Dynamic Attention Deep Model for Article Recommendation by Learning Human Editors Demonstration
Xuejian Wang (Shanghai Jiao Tong University);Lantao Yu (Shanghai Jiao Tong University);Kan Ren (Shanghai Jiao Tong University);Guanyu Tao (ULU Technologies Inc.);Weinan Zhang (Shanghai Jiao Tong University);Jun Wang (University College London);Yong Yu (Shanghai Jiao Tong University)
As aggregators, online news portals face great challenges in continuously selecting a pool of candidate articles to be shown to their users. Typically, those candidate articles are recommended manually by platform editors from a much larger pool of articles aggregated or submitted from multiple sources. Such a hand-pick process is labor intensive and time-consuming. In this paper, we study the editor article selection behavior and propose a learning by demonstration system to automatically select a subset of articles from the large pool.
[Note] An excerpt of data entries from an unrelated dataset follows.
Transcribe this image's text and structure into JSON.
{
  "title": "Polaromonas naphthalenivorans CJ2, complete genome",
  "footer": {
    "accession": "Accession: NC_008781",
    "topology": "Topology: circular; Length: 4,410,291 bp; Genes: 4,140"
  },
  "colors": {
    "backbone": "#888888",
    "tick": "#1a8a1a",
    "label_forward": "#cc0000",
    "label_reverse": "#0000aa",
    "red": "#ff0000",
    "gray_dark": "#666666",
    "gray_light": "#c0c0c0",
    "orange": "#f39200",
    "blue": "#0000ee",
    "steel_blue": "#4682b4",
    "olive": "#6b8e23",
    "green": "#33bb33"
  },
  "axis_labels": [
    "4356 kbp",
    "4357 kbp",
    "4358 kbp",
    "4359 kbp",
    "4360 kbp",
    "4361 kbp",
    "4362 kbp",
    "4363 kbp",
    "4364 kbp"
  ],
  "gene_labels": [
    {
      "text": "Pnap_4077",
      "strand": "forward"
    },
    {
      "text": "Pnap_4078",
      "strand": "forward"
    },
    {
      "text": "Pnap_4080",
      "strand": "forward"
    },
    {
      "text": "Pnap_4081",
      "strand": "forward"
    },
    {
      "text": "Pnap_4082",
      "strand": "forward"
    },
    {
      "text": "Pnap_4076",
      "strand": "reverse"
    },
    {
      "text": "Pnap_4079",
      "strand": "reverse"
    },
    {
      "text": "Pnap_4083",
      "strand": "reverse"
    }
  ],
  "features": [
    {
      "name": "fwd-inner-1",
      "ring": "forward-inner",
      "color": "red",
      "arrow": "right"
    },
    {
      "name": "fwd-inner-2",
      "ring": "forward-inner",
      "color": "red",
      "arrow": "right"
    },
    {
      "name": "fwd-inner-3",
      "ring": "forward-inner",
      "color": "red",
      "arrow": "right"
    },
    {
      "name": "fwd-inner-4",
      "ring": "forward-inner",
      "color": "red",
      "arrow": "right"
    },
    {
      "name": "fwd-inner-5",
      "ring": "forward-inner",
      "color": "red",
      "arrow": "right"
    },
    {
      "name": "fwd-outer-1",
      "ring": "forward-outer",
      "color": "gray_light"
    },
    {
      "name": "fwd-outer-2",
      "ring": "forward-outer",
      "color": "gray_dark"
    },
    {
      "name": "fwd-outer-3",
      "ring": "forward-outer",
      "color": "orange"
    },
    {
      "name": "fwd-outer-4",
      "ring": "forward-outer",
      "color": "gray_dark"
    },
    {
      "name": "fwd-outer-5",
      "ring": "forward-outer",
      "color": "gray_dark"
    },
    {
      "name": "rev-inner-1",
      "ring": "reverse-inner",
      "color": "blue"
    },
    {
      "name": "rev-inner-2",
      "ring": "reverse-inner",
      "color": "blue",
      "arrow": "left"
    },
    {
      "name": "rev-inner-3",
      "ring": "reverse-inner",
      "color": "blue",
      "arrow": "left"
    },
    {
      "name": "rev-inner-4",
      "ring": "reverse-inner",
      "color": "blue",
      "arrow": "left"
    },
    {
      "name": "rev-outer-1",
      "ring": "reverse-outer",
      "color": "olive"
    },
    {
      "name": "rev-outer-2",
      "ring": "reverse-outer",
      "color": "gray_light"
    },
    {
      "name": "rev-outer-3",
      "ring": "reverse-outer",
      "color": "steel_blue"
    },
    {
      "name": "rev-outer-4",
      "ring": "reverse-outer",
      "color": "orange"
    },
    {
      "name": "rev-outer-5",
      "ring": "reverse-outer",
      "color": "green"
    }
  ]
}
Our data analysis shows that (i) editors’ selection criteria are non-explicit, which are less based only on the keywords or topics, but more depend on the quality and attractiveness of the writing from the candidate article, which is hard to capture based on traditional bag-of-words article representation. And (ii) editors’ article selection behaviors are dynamic: articles with different data distribution come into the pool everyday and the editors’ preference varies, which are driven by some underlying periodic or occasional patterns. To address such problems, we propose a meta-attention model across multiple deep neural nets to (i) automatically catch the editors’ underlying selection criteria via the automatic representation learning of each article and its interaction with the meta data and (ii) adaptively capture the change of such criteria via a hybrid attention model. The attention model strategically incorporates multiple prediction models, which are trained in previous days. The system has been deployed in a commercial article feed platform. A 9-day A/B testing has demonstrated the consistent superiority of our proposed model over several strong baselines.